In fact, the truly stunning part of today's deal is less that Las Vegas is the city getting an expansion team, and more that someone is paying a half-billion to make it happen. The last NHL team to change hands, the Coyotes, changed hands for a mere $170 million three years ago; the Thrashers fetched a similar price when they were bought and moved to Winnipeg in 2011. The average NHL franchise, according to Forbes' annual estimates, is only worth about $400 million, and Las Vegas would be nowhere near the league average in market size or (probably) fan support.

Hockey destination, Las Vegas. Photo: Wikimedia Commons.

We are in a weird place right now, though, where sports franchise prices have very little to do with how much money you can make off running a team, and far more with a speculative bubble driven by team scarcity and too many rich dudes wanting to sit in the owner's box. There are nearly three times as many billionaires in the U.S. as there were 20 years ago, and since there are only so many yachts or private islands that one person can have, lots of them would like to own sports teams, too. Seeing little reason to dilute their monopolies just because more people are showing up at the door looking to get in, sports leagues have largely avoided wholesale expansion to meet the increased demand. (The one exception: Major League Soccer, which has effectively announced it will hand a franchise to anyone with a $100 million check and some kind of stadium plan, with the result that the U.S. will soon have more pro soccer teams than Dunkin' Donuts outlets, despite the fact that America is actually pretty good at making donuts.)

Instead, we get crazy sale prices like Steve Ballmer paying $2 billion for the Los Angeles Clippers, and even if he ends up getting half of that back in tax deductions, that's still an awful lot of money for the Clippers. No one, you have to imagine, is actually spending this kind of coin because they think it's the best way to turn an operating profit on their investment. Rather, it's something really fun to do with your money, and hey, if a few years down the road you get bored with playing real-life fantasy sports, you can always cash out by selling your new plaything to the next sucker who comes along—and given the way the U.S. economy is going, there likely will be more suckers coming down the pike.

Looking at things this way, $500 million makes a kind of sense. Sure, it's a ridiculous amount of money to pay for an NHL team, but if you want one really badly and it's the only way to get one, why not? (In his press conference today, Bettman made it sound like he and the league owners really wanted to take Quebec's money, too, until they realized it had pictures of waterfowl on it.)
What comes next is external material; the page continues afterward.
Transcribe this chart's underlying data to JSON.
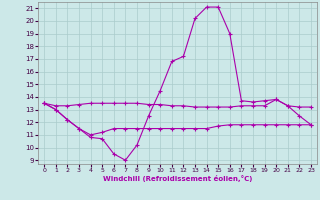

All of this is just fine. Really. If billionaires want to overpay for sports teams in order to have new toys, that doesn't really harm sports fans, or taxpayers, in any way. The Vegas NHL deal—which will involve the team playing in a privately built arena with no taxpayer subsidies, at least none that have yet been revealed—is certainly far less dangerous to the general public than the proposal to build a Vegas stadium to bring the Oakland Raiders to town, a plan that will include tax kickbacks that could inflate the public cost to $1 billion.

Before you go out and declare your allegiance to the Black Knights, though, you might want to have a backup plan in place. After all, this is a team that's owned by one billionaire from Florida and two others who not too long ago tried to move their basketball team from California to Seattle; whose marketing plan is to appeal to rootless hockey fans not from the local area; and who've just paid a price that makes sense more as an entrance fee to an exclusive club than an investment in a particular city. It's not too hard to picture another announcement a few years down the road that the Black Knights just didn't work out—and now, they're going to Disney World. Or maybe Quebec.